Things I decided not to do - yet:
* Invest directly in stocks and shares myself. It might be possible to make significantly more money this way, if I got lucky. I could also just as easily lose everything I put in. I am not qualified to pick stocks, and even the best get it wrong a lot of the time.
* Invest in funds that have a majority of international stock. Many of these have done exceedingly well in the last few years - but they are also very volatile, and have a high expense ratio (how much the fund takes away). Higher is worse. Some things are inherently more expensive, and that is usually one reason not to do it.
* Invest in market-specific stocks such as real-estate and energy. Again, these have done well in the last few years. I can't help but think that at least the real-estate market in the US is headed for a fall, and possibly the energy market too. Even health care - it's happened before.
* Invest in the very popular "top 500" index fund. This is an odd choice, perhaps, but when you think about it - it's definitely not possible to beat the market with an index fund, and it retains the moderately high volatility of stocks in general. Looking at the market returns it seems to be possible to beat the top 500 over a long period of time - even considering the higher expense ratios that come with it. Very few funds do this consistently, though, and it can take a long time to average out, which is why if you only had 5 seconds to choose a fund you should choose an index fund (I'd probably still go for an index fund that covered smaller companies as well - they have done better in the past, though it varies a lot).
* Invest in bonds, certificates of deposit (CDs) and the like - kinda like the money market, but longer term.

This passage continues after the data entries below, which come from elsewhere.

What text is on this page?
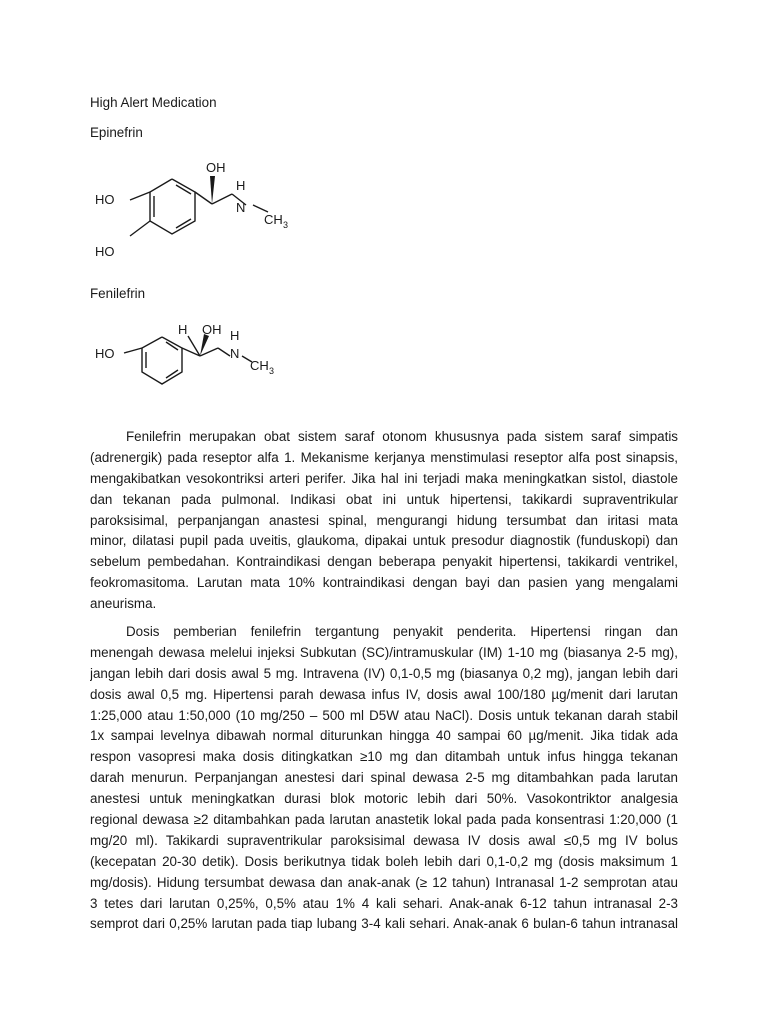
High Alert Medication
Epinefrin
OH
HO
HO
H
N
CH 3
Fenilefrin
H OH
HO
H
N
CH 3
Fenilefrin merupakan obat sistem saraf otonom khususnya pada sistem saraf simpatis
(adrenergik) pada reseptor alfa 1. Mekanisme kerjanya menstimulasi reseptor alfa post sinapsis,
mengakibatkan vesokontriksi arteri perifer. Jika hal ini terjadi maka meningkatkan sistol, diastole
dan tekanan pada pulmonal. Indikasi obat ini untuk hipertensi, takikardi supraventrikular
paroksisimal, perpanjangan anastesi spinal, mengurangi hidung tersumbat dan iritasi mata
minor, dilatasi pupil pada uveitis, glaukoma, dipakai untuk presodur diagnostik (funduskopi) dan
sebelum pembedahan. Kontraindikasi dengan beberapa penyakit hipertensi, takikardi ventrikel,
feokromasitoma. Larutan mata 10% kontraindikasi dengan bayi dan pasien yang mengalami
aneurisma.
Dosis pemberian fenilefrin tergantung penyakit penderita. Hipertensi ringan dan
menengah dewasa melelui injeksi Subkutan (SC)/intramuskular (IM) 1-10 mg (biasanya 2-5 mg),
jangan lebih dari dosis awal 5 mg. Intravena (IV) 0,1-0,5 mg (biasanya 0,2 mg), jangan lebih dari
dosis awal 0,5 mg. Hipertensi parah dewasa infus IV, dosis awal 100/180 µg/menit dari larutan
1:25,000 atau 1:50,000 (10 mg/250 – 500 ml D5W atau NaCl). Dosis untuk tekanan darah stabil
1x sampai levelnya dibawah normal diturunkan hingga 40 sampai 60 µg/menit. Jika tidak ada
respon vasopresi maka dosis ditingkatkan ≥10 mg dan ditambah untuk infus hingga tekanan
darah menurun. Perpanjangan anestesi dari spinal dewasa 2-5 mg ditambahkan pada larutan
anestesi untuk meningkatkan durasi blok motoric lebih dari 50%. Vasokontriktor analgesia
regional dewasa ≥2 ditambahkan pada larutan anastetik lokal pada pada konsentrasi 1:20,000 (1
mg/20 ml). Takikardi supraventrikular paroksisimal dewasa IV dosis awal ≤0,5 mg IV bolus
(kecepatan 20-30 detik). Dosis berikutnya tidak boleh lebih dari 0,1-0,2 mg (dosis maksimum 1
mg/dosis). Hidung tersumbat dewasa dan anak-anak (≥ 12 tahun) Intranasal 1-2 semprotan atau
3 tetes dari larutan 0,25%, 0,5% atau 1% 4 kali sehari. Anak-anak 6-12 tahun intranasal 2-3
semprot dari 0,25% larutan pada tiap lubang 3-4 kali sehari. Anak-anak 6 bulan-6 tahun intranasal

These things have lower risk but offer lower rewards than actually investing in a company itself. I'm young. I can afford to take on quite a bit of risk. If things are bad for a few years, it doesn't matter, as I don't need to take my money out. They will pick up later. Putting money in bonds and CDs now would be a waste of valuable compounding time.

You've probably noticed the name Vanguard popping up quite a lot. I do recommend them, because I've had a good experience from them in terms of service and their policies seem sound. They've been doing this for a long time. They're also owned by their own funds, which means that their own objective is the same as yours - to increase the value and income of the funds, rather than make money for their other owners like MassMutual. That's what they say, anyway - whether or not you believe them, up to you. :-)

To make it clear, the order in which I would fill up my investments (and how you probably should) is:
* 401k to the point where my company stops giving me free money
* Roth IRA to the maximum contribution, because I can get the money out tax free at retirement
* 401k to the maximum contribution (because investments in it still grow tax-free, and are deductible now)
* My taxable fund.

(If you don't know what any of these are yet, go read The Motley Fool again)

This year I did things in a lump-sum fashion with the IRA. Starting year, I've set it up to make investments weekly. My 401k comes out of my paycheck every two weeks. Ideally, all I'll have to think about is how much I should be moving into the other accounts - and even that can be automated.

Oh, and I do have a credit card (and one from the UK, too). I'm trying my best not to use it, though. There is little point in doing so except to build up credit, and really, the best way to pay for most things is to save up for it. Things like houses, perhaps . . . but even then, a great way to get a good rate from an understanding lender is to point out that you could pay off half the debt tomorrow if you really had to. You want a car? Save up for it, and then buy a good one second-hand. As they say, you gotta squeeze every penny. ;-)

That's the end of the post. I hope you found it useful, if rambling. There are things I could have gone into even more detail on, but I felt this was already way too long. If you want to know more, ask questions! Just make sure you follow through with investing for the future; it's important, because it's your future. All it takes to start is a few dollars in a money market account or a few I-Bonds - from there you can decide to do what's best for you.